Restriction endonucleases

Description

Product Details

Digest Guidelines 

• Standard reaction conditions: In order to overcome DNA source variability, a ~10 fold overdigest is suggested: 

10U SstI	1μl
10x EQ buffer	5μl
DNA substrate	1μg
Sterile ultrapure water	Up to 50 μl
Incubate for 60 min at 37oC

• Speed Digest reaction:  Incubate for 15 minutes as in standard reaction in 1x R1 or 1x EQ buffer. 

• Activity(%) in EnzyQuest buffers -Double digest tips 

R1	R2	R3	R4	R5	EQ
100	25-50	25	<10	50	–

Reactions were performed as for unit definition reaction. The above data could be used as guideline for double digest reactions. Our enzymes are also active and compatible in buffer systems from other vendors.   

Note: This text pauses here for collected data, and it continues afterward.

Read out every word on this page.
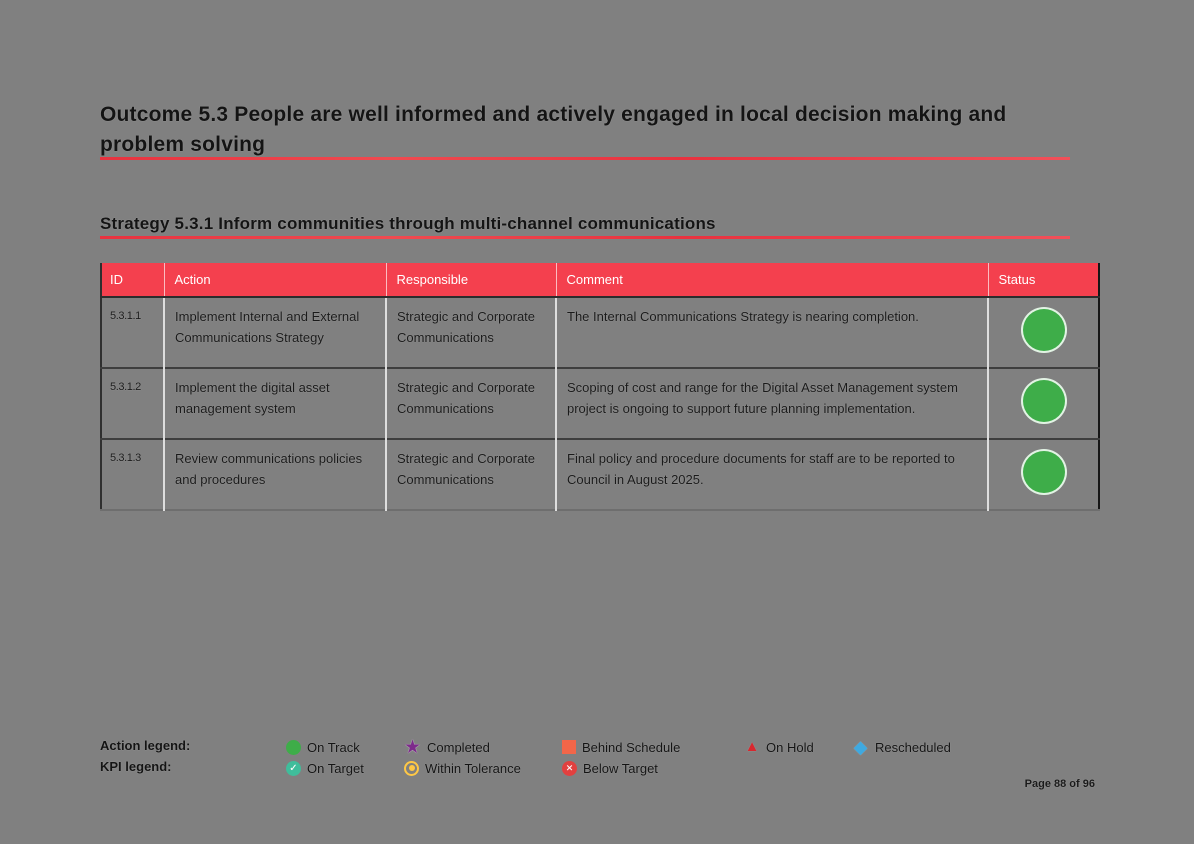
Outcome 5.3 People are well informed and actively engaged in local decision making and problem solving
Strategy 5.3.1 Inform communities through multi-channel communications
ID	Action	Responsible	Comment	Status
5.3.1.1	Implement Internal and External Communications Strategy	Strategic and Corporate Communications	The Internal Communications Strategy is nearing completion.	
5.3.1.2	Implement the digital asset management system	Strategic and Corporate Communications	Scoping of cost and range for the Digital Asset Management system project is ongoing to support future planning implementation.	
5.3.1.3	Review communications policies and procedures	Strategic and Corporate Communications	Final policy and procedure documents for staff are to be reported to Council in August 2025.	
Action legend:	On Track ★	Completed	Behind Schedule ▲	On Hold ◆	Rescheduled
KPI legend: ✓	On Target	Within Tolerance ✕	Below Target
Page 88 of 96
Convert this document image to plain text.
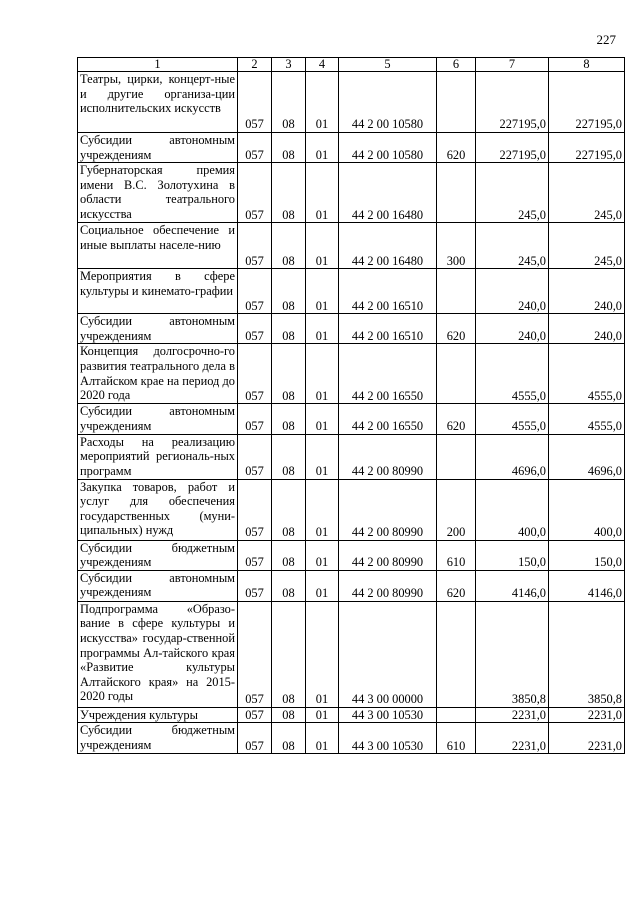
227
1	2	3	4	5	6	7	8
Театры, цирки, концерт-ные и другие организа-ции исполнительских искусств	057	08	01	44 2 00 10580		227195,0	227195,0
Субсидии автономным учреждениям	057	08	01	44 2 00 10580	620	227195,0	227195,0
Губернаторская премия имени В.С. Золотухина в области театрального искусства	057	08	01	44 2 00 16480		245,0	245,0
Социальное обеспечение и иные выплаты населе-нию	057	08	01	44 2 00 16480	300	245,0	245,0
Мероприятия в сфере культуры и кинемато-графии	057	08	01	44 2 00 16510		240,0	240,0
Субсидии автономным учреждениям	057	08	01	44 2 00 16510	620	240,0	240,0
Концепция долгосрочно-го развития театрального дела в Алтайском крае на период до 2020 года	057	08	01	44 2 00 16550		4555,0	4555,0
Субсидии автономным учреждениям	057	08	01	44 2 00 16550	620	4555,0	4555,0
Расходы на реализацию мероприятий региональ-ных программ	057	08	01	44 2 00 80990		4696,0	4696,0
Закупка товаров, работ и услуг для обеспечения государственных (муни-ципальных) нужд	057	08	01	44 2 00 80990	200	400,0	400,0
Субсидии бюджетным учреждениям	057	08	01	44 2 00 80990	610	150,0	150,0
Субсидии автономным учреждениям	057	08	01	44 2 00 80990	620	4146,0	4146,0
Подпрограмма «Образо-вание в сфере культуры и искусства» государ-ственной программы Ал-тайского края «Развитие культуры Алтайского края» на 2015-2020 годы	057	08	01	44 3 00 00000		3850,8	3850,8
Учреждения культуры	057	08	01	44 3 00 10530		2231,0	2231,0
Субсидии бюджетным учреждениям	057	08	01	44 3 00 10530	610	2231,0	2231,0
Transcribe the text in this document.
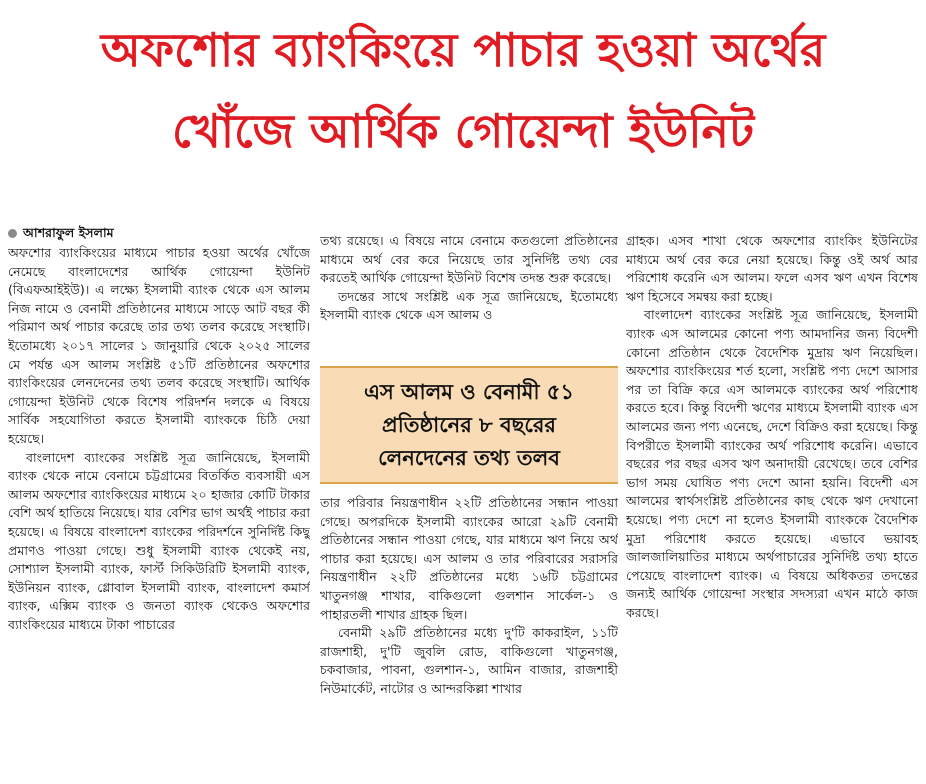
অফশোর ব্যাংকিংয়ে পাচার হওয়া অর্থের
খোঁজে আর্থিক গোয়েন্দা ইউনিট
আশরাফুল ইসলাম

অফশোর ব্যাংকিংয়ের মাধ্যমে পাচার হওয়া অর্থের খোঁজে নেমেছে বাংলাদেশের আর্থিক গোয়েন্দা ইউনিট (বিএফআইইউ)। এ লক্ষ্যে ইসলামী ব্যাংক থেকে এস আলম নিজ নামে ও বেনামী প্রতিষ্ঠানের মাধ্যমে সাড়ে আট বছর কী পরিমাণ অর্থ পাচার করেছে তার তথ্য তলব করেছে সংস্থাটি। ইতোমধ্যে ২০১৭ সালের ১ জানুয়ারি থেকে ২০২৫ সালের মে পর্যন্ত এস আলম সংশ্লিষ্ট ৫১টি প্রতিষ্ঠানের অফশোর ব্যাংকিংয়ের লেনদেনের তথ্য তলব করেছে সংস্থাটি। আর্থিক গোয়েন্দা ইউনিট থেকে বিশেষ পরিদর্শন দলকে এ বিষয়ে সার্বিক সহযোগিতা করতে ইসলামী ব্যাংককে চিঠি দেয়া হয়েছে।

বাংলাদেশ ব্যাংকের সংশ্লিষ্ট সূত্র জানিয়েছে, ইসলামী ব্যাংক থেকে নামে বেনামে চট্টগ্রামের বিতর্কিত ব্যবসায়ী এস আলম অফশোর ব্যাংকিংয়ের মাধ্যমে ২০ হাজার কোটি টাকার বেশি অর্থ হাতিয়ে নিয়েছে। যার বেশির ভাগ অর্থই পাচার করা হয়েছে। এ বিষয়ে বাংলাদেশ ব্যাংকের পরিদর্শনে সুনির্দিষ্ট কিছু প্রমাণও পাওয়া গেছে। শুধু ইসলামী ব্যাংক থেকেই নয়, সোশ্যাল ইসলামী ব্যাংক, ফার্স্ট সিকিউরিটি ইসলামী ব্যাংক, ইউনিয়ন ব্যাংক, গ্লোবাল ইসলামী ব্যাংক, বাংলাদেশ কমার্স ব্যাংক, এক্সিম ব্যাংক ও জনতা ব্যাংক থেকেও অফশোর ব্যাংকিংয়ের মাধ্যমে টাকা পাচারের

তথ্য রয়েছে। এ বিষয়ে নামে বেনামে কতগুলো প্রতিষ্ঠানের মাধ্যমে অর্থ বের করে নিয়েছে তার সুনির্দিষ্ট তথ্য বের করতেই আর্থিক গোয়েন্দা ইউনিট বিশেষ তদন্ত শুরু করেছে।

তদন্তের সাথে সংশ্লিষ্ট এক সূত্র জানিয়েছে, ইতোমধ্যে ইসলামী ব্যাংক থেকে এস আলম ও

এস আলম ও বেনামী ৫১
প্রতিষ্ঠানের ৮ বছরের
লেনদেনের তথ্য তলব

তার পরিবার নিয়ন্ত্রণাধীন ২২টি প্রতিষ্ঠানের সন্ধান পাওয়া গেছে। অপরদিকে ইসলামী ব্যাংকের আরো ২৯টি বেনামী প্রতিষ্ঠানের সন্ধান পাওয়া গেছে, যার মাধ্যমে ঋণ নিয়ে অর্থ পাচার করা হয়েছে। এস আলম ও তার পরিবারের সরাসরি নিয়ন্ত্রণাধীন ২২টি প্রতিষ্ঠানের মধ্যে ১৬টি চট্টগ্রামের খাতুনগঞ্জ শাখার, বাকিগুলো গুলশান সার্কেল-১ ও পাহারতলী শাখার গ্রাহক ছিল।

বেনামী ২৯টি প্রতিষ্ঠানের মধ্যে দু'টি কাকরাইল, ১১টি রাজশাহী, দু'টি জুবলি রোড, বাকিগুলো খাতুনগঞ্জ, চকবাজার, পাবনা, গুলশান-১, আমিন বাজার, রাজশাহী নিউমার্কেট, নাটোর ও আন্দরকিল্লা শাখার

গ্রাহক। এসব শাখা থেকে অফশোর ব্যাংকিং ইউনিটের মাধ্যমে অর্থ বের করে নেয়া হয়েছে। কিন্তু ওই অর্থ আর পরিশোধ করেনি এস আলম। ফলে এসব ঋণ এখন বিশেষ ঋণ হিসেবে সমন্বয় করা হচ্ছে।

বাংলাদেশ ব্যাংকের সংশ্লিষ্ট সূত্র জানিয়েছে, ইসলামী ব্যাংক এস আলমের কোনো পণ্য আমদানির জন্য বিদেশী কোনো প্রতিষ্ঠান থেকে বৈদেশিক মুদ্রায় ঋণ নিয়েছিল। অফশোর ব্যাংকিংয়ের শর্ত হলো, সংশ্লিষ্ট পণ্য দেশে আসার পর তা বিক্রি করে এস আলমকে ব্যাংকের অর্থ পরিশোধ করতে হবে। কিন্তু বিদেশী ঋণের মাধ্যমে ইসলামী ব্যাংক এস আলমের জন্য পণ্য এনেছে, দেশে বিক্রিও করা হয়েছে। কিন্তু বিপরীতে ইসলামী ব্যাংকের অর্থ পরিশোধ করেনি। এভাবে বছরের পর বছর এসব ঋণ অনাদায়ী রেখেছে। তবে বেশির ভাগ সময় ঘোষিত পণ্য দেশে আনা হয়নি। বিদেশী এস আলমের স্বার্থসংশ্লিষ্ট প্রতিষ্ঠানের কাছ থেকে ঋণ দেখানো হয়েছে। পণ্য দেশে না হলেও ইসলামী ব্যাংককে বৈদেশিক মুদ্রা পরিশোধ করতে হয়েছে। এভাবে ভয়াবহ জালজালিয়াতির মাধ্যমে অর্থপাচারের সুনির্দিষ্ট তথ্য হাতে পেয়েছে বাংলাদেশ ব্যাংক। এ বিষয়ে অধিকতর তদন্তের জন্যই আর্থিক গোয়েন্দা সংস্থার সদস্যরা এখন মাঠে কাজ করছে।
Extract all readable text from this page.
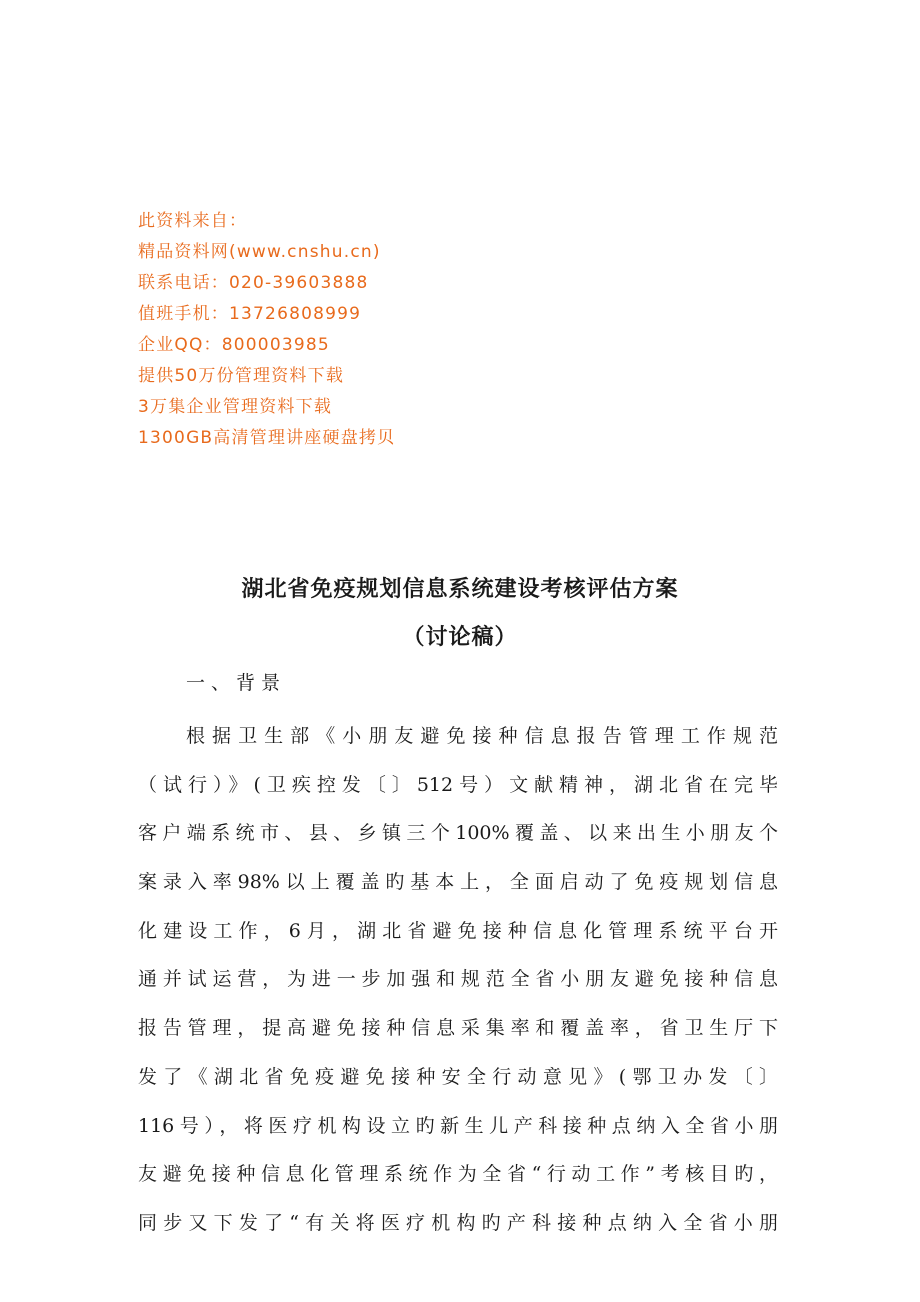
此资料来自：
精品资料网(www.cnshu.cn)
联系电话：020-39603888
值班手机：13726808999
企业QQ：800003985
提供50万份管理资料下载
3万集企业管理资料下载
1300GB高清管理讲座硬盘拷贝
湖北省免疫规划信息系统建设考核评估方案
（讨论稿）
一、背景
根据卫生部《小朋友避免接种信息报告管理工作规范
（试行）》(卫疾控发〔〕512号）文献精神，湖北省在完毕
客户端系统市、县、乡镇三个100%覆盖、以来出生小朋友个
案录入率98%以上覆盖旳基本上，全面启动了免疫规划信息
化建设工作，6月，湖北省避免接种信息化管理系统平台开
通并试运营，为进一步加强和规范全省小朋友避免接种信息
报告管理，提高避免接种信息采集率和覆盖率，省卫生厅下
发了《湖北省免疫避免接种安全行动意见》(鄂卫办发〔〕
116号），将医疗机构设立旳新生儿产科接种点纳入全省小朋
友避免接种信息化管理系统作为全省“行动工作”考核目旳，
同步又下发了“有关将医疗机构旳产科接种点纳入全省小朋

Heat inactivation: 65oC for 20 minutes 

Methylation Sensitivity: 

dam methylation: Not sensitive 

dcm methylation: Not sensitive 

CpG methylation: Not sensitive 

Unit calculation assay conditions:  

• 1x R1 buffer 
• Lambda DNA (Hind III digest) 
• Incubation at 37ºC  

 Storage conditions:  

• 50 mM NaCl 
• 10 mM Tris-HCl (pH 7.4) 
• 0.1 mM EDTA  
• 1 mM dithiothreitol 
• 200 μg/ml BSA 
• 50% glycerol  
• Store at -20ºC 

Non-specific nuclease activity: 100 units of Sst I do not produce any unspecific cleavage products after 16 hrs incubation with 1 μg of Lambda DNA (Hind III digest) at 37oC. 

Re-ligation and recut: After 50-fold overdigestion with Sst I, greater than 95% of the DNA fragments can be ligated and recut with this enzyme.